The spotlight is on the RBNZ this week, as New Zealand’s central bank is widely expected to hike rates for the fourth time in a row.

But before you buy the Kiwi like there’s no tomorrow, here are a few points you need to know first:

What happened last time?

In their February decision, the RBNZ lifted interest rates from 0.75% to 1.00% as expected. To top it off, policymakers also kicked off the reduction of their Large Scale Asset Purchase (LSAP) program to further withdraw stimulus.

Central bank officials noted that it was high time to step up their tightening game in order to maintain price stability and sustain labor market gains.

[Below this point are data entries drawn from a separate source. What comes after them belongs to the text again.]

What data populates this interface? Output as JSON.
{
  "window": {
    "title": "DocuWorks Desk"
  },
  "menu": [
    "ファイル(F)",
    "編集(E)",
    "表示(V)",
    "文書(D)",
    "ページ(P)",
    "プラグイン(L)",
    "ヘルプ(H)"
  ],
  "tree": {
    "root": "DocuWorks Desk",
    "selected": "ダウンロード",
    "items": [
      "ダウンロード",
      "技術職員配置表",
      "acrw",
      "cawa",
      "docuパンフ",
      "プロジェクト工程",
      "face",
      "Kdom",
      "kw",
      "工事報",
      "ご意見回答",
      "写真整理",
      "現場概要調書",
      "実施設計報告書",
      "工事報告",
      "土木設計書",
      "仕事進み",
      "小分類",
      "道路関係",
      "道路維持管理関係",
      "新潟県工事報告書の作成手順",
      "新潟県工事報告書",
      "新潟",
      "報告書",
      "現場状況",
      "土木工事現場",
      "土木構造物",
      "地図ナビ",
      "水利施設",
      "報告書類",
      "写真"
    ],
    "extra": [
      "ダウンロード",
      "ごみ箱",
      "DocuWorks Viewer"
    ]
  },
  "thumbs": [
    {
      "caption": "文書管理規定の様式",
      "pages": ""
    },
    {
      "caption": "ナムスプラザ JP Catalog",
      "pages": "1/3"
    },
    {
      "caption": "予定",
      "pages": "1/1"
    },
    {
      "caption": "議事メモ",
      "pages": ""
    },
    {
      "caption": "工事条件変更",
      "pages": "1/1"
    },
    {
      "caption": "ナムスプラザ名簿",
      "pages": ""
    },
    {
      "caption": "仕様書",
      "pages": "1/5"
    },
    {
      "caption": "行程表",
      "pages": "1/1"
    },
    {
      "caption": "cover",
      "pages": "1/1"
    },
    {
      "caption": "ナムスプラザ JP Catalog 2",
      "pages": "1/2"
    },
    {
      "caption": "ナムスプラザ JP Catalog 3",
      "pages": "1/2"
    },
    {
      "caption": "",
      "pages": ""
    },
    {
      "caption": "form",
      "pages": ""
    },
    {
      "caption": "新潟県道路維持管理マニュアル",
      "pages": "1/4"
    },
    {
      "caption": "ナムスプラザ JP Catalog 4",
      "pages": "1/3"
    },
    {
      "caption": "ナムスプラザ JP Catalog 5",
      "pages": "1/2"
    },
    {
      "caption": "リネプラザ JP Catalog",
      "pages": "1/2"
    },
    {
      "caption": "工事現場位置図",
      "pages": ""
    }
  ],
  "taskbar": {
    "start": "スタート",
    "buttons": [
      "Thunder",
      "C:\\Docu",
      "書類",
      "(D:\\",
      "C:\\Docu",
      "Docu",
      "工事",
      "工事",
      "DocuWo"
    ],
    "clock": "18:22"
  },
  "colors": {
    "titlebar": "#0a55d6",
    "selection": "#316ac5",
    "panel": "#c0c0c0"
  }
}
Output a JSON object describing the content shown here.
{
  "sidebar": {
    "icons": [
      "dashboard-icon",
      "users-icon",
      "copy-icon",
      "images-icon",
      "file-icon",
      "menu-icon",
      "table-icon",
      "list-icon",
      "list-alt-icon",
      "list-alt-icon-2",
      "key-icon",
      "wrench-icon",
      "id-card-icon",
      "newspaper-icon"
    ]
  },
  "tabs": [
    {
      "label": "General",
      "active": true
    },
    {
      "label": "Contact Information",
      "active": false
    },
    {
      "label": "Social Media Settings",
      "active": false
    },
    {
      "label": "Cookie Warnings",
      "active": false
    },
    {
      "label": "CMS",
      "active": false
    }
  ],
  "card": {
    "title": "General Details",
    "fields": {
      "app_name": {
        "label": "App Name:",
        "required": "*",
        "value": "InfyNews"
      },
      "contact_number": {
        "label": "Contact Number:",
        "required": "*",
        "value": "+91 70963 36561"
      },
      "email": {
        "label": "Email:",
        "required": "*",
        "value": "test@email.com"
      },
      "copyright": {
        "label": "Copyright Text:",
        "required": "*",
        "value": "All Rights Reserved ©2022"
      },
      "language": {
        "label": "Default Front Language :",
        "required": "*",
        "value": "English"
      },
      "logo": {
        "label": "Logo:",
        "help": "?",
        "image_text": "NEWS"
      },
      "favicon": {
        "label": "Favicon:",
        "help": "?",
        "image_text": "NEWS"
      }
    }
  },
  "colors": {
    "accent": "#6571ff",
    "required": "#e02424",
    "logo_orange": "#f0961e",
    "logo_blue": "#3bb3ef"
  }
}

Their official statement also indicated that the New Zealand economy continues to perform above its potential, citing that “further removal of monetary policy stimulus is expected over time given the medium-term outlook for growth and employment, and the upside risks to inflation.”

How did the Kiwi react?

Not surprisingly, the Kiwi popped higher during the actual announcement, which turned out to be slightly more hawkish than expected.

Overlay of NZD Pairs: 15-min Forex Charts

Overlay of NZD Pairs: 15-min Forex Charts

As you can see from the overlay of 15-min charts above, the Kiwi was moving sideways against its peers prior to the decision before rallying across the board. The currency was able to hold on to its gains (and then some), particularly against the dollar, yen, euro and pound.

What’s expected this time?

Another 0.25% increase in borrowing costs is being priced in for their upcoming decision, bringing RBNZ interest rates to pre-pandemic levels.

Keep in mind that their earlier statement took place prior to Russia’s attack on Ukraine, so it’s safe to say that the global economic situation has shifted significantly since then.

For one, price levels skyrocketed as oil prices surged on sanctions and an energy crunch. This likely spilled over to higher consumer inflation, which might up the pressure on the RBNZ to tighten more aggressively.

With that, some are even betting on a 0.50% hike this month or at least stronger signals that another hike is in the cards for their next meeting.

In any case, keep an eye out for extra volatility during the announcement because things could get cuh-razy!

If you’re not comfortable taking trades or keeping positions open when big price spikes occur, there’s no shame in sitting on the sidelines and watching the event unfold.